In Germany 35% of the total energy consumption in water utilities is due to well pumping (Plath et al., 2010). Therefore, a more efficient abstraction, besides the reduction of the carbon footprint, will lead to economic benefits for the operator. Different strategies exist for energy saving both in the operation of well fields as well as with the use of adapted, energy-efficient technical equipment (pumps, pipes, etc.) (Madsen et al., 2009). The objective of this study is the development and testing of a well field optimization tool, which is based on a hydraulic pipe network model (EPANET) but also takes steady-state well drawdown into account. The optimizer, based on coupling EPANET with the programing language R, simulates automatically the different optimization strategies (e.g. smart well field management, pump renewal) and evaluates their impact on the energy demand. The developed well field model was tested for a case study in France and predicted the measured energy demand with an error of less than 2%. The identified energy saving potential found by the optimizer reaches up to 17% in case of implementing only smart well field management and close to 50% combining the latter option with pump renewal.

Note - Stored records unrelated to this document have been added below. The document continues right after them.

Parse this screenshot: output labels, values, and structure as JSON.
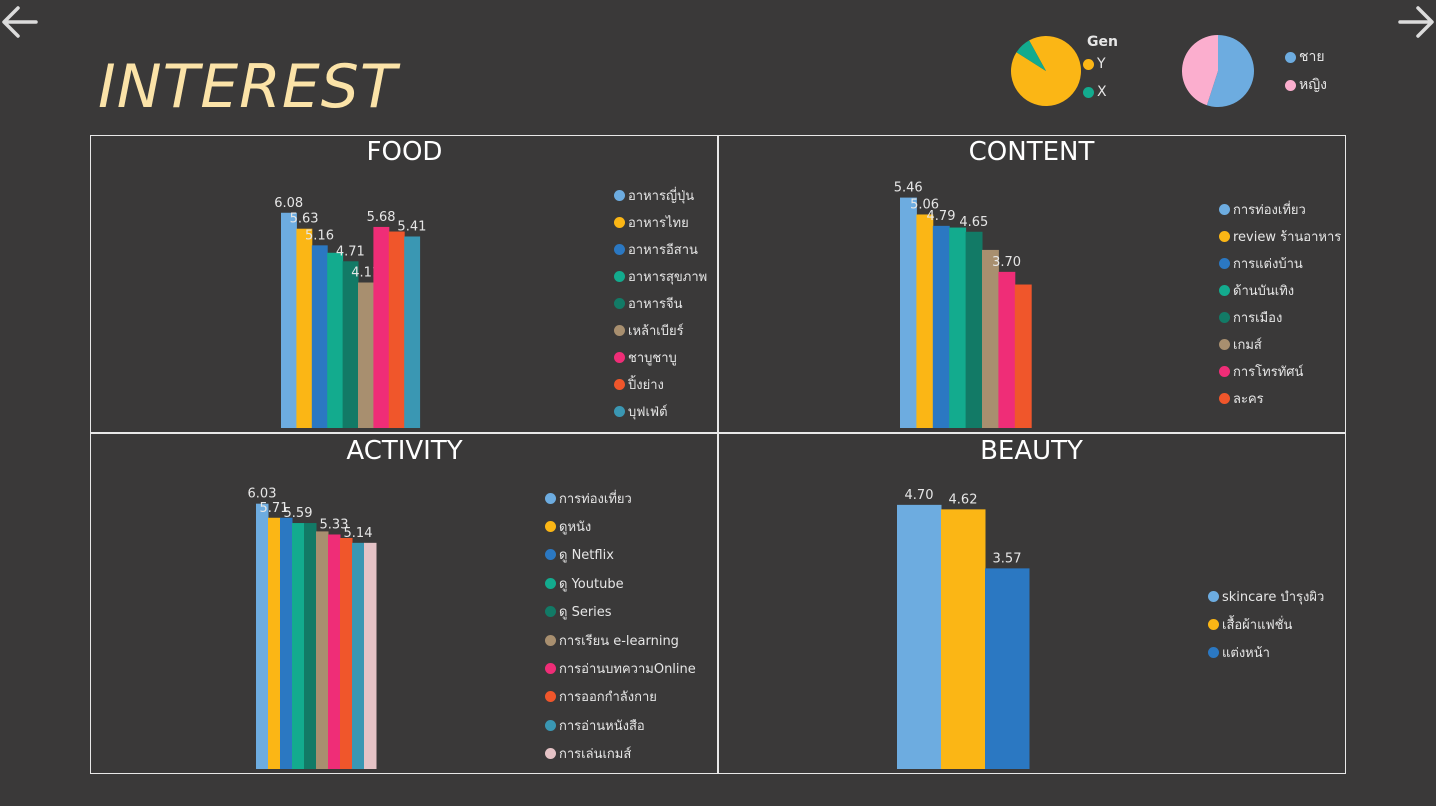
{
  "nav": {
    "back_icon": "arrow-left-icon",
    "forward_icon": "arrow-right-icon"
  },
  "title": "INTEREST",
  "gen_pie": {
    "title": "Gen",
    "slices": [
      {
        "label": "Y",
        "value": 0.92,
        "color": "#fbb615"
      },
      {
        "label": "X",
        "value": 0.08,
        "color": "#13ab8e"
      }
    ]
  },
  "gender_pie": {
    "slices": [
      {
        "label": "ชาย",
        "value": 0.55,
        "color": "#6dace0"
      },
      {
        "label": "หญิง",
        "value": 0.45,
        "color": "#fbaece"
      }
    ]
  },
  "chart_data": [
    {
      "type": "bar",
      "title": "FOOD",
      "categories": [
        "อาหารญี่ปุ่น",
        "อาหารไทย",
        "อาหารอีสาน",
        "อาหารสุขภาพ",
        "อาหารจีน",
        "เหล้าเบียร์",
        "ชาบูชาบู",
        "ปิ้งย่าง",
        "บุฟเฟ่ต์"
      ],
      "values": [
        6.08,
        5.63,
        5.16,
        4.95,
        4.71,
        4.11,
        5.68,
        5.55,
        5.41
      ],
      "data_labels": [
        "6.08",
        "5.63",
        "5.16",
        "",
        "4.71",
        "4.11",
        "5.68",
        "",
        "5.41"
      ],
      "colors": [
        "#6dace0",
        "#fbb615",
        "#2b78c2",
        "#13ab8e",
        "#127a66",
        "#a88f6f",
        "#ef2d77",
        "#f0562b",
        "#3a97b3"
      ],
      "ylim": [
        0,
        7.3
      ]
    },
    {
      "type": "bar",
      "title": "CONTENT",
      "categories": [
        "การท่องเที่ยว",
        "review ร้านอาหาร",
        "การแต่งบ้าน",
        "ด้านบันเทิง",
        "การเมือง",
        "เกมส์",
        "การโทรทัศน์",
        "ละคร"
      ],
      "values": [
        5.46,
        5.06,
        4.79,
        4.75,
        4.65,
        4.22,
        3.7,
        3.4
      ],
      "data_labels": [
        "5.46",
        "5.06",
        "4.79",
        "",
        "4.65",
        "",
        "3.70",
        ""
      ],
      "colors": [
        "#6dace0",
        "#fbb615",
        "#2b78c2",
        "#13ab8e",
        "#127a66",
        "#a88f6f",
        "#ef2d77",
        "#f0562b"
      ],
      "ylim": [
        0,
        6.6
      ]
    },
    {
      "type": "bar",
      "title": "ACTIVITY",
      "categories": [
        "การท่องเที่ยว",
        "ดูหนัง",
        "ดู Netflix",
        "ดู Youtube",
        "ดู Series",
        "การเรียน e-learning",
        "การอ่านบทความOnline",
        "การออกกำลังกาย",
        "การอ่านหนังสือ",
        "การเล่นเกมส์"
      ],
      "values": [
        6.03,
        5.71,
        5.71,
        5.59,
        5.59,
        5.4,
        5.33,
        5.25,
        5.14,
        5.14
      ],
      "data_labels": [
        "6.03",
        "5.71",
        "",
        "5.59",
        "",
        "",
        "5.33",
        "",
        "5.14",
        ""
      ],
      "colors": [
        "#6dace0",
        "#fbb615",
        "#2b78c2",
        "#13ab8e",
        "#127a66",
        "#a88f6f",
        "#ef2d77",
        "#f0562b",
        "#3a97b3",
        "#e5c3c6"
      ],
      "ylim": [
        0,
        6.9
      ]
    },
    {
      "type": "bar",
      "title": "BEAUTY",
      "categories": [
        "skincare บำรุงผิว",
        "เสื้อผ้าแฟชั่น",
        "แต่งหน้า"
      ],
      "values": [
        4.7,
        4.62,
        3.57
      ],
      "data_labels": [
        "4.70",
        "4.62",
        "3.57"
      ],
      "colors": [
        "#6dace0",
        "#fbb615",
        "#2b78c2"
      ],
      "ylim": [
        0,
        5.1
      ]
    }
  ]
}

Last decades the concern about energy consumption has globally arisen due to awareness on climate change and the increase of energy prices. In the water field the nexus between water and energy has been extensively studied, however, there has been little discussion about energy-efficient specific approaches. This master thesis is part of the OPTIWELLS project which addresses to determine more energy efficient techniques for water supply operation, in particular for water abstraction well fields. One option to optimize a well field preserving its structure or components is the “smart well field management”, which maximize the time during which the pumps are performing on their best efficiency point, guaranteeing the water demand. The smart well field management is complex and accounts for various integrated processes. The aim of the project is to develop a prototype of a software tool able to cope with this complex optimisation problem. In particular, this master thesis deals with the modelling of a case study, applying methodologies that will be implemented in the OPTIWELLS prototype tool. Results and methods of data analysis for a well field, including a site audit, are described. The well field modelling was carried out with EPANET software by means of its Programmer’s Toolkit. No reliable data to validate the energy consumption estimation of the model were available. However, the report shows that observed hydraulic conditions of an abstraction well field can be accurately reproduced. The impact of different modelling approaches and amount of data available on energy evaluation is also drawn. Some insight into the well field current conditions (current pump curve, drawdown, water quality, specific energy demand,..) are discussed and recommendations or the operation of the case study site will be given.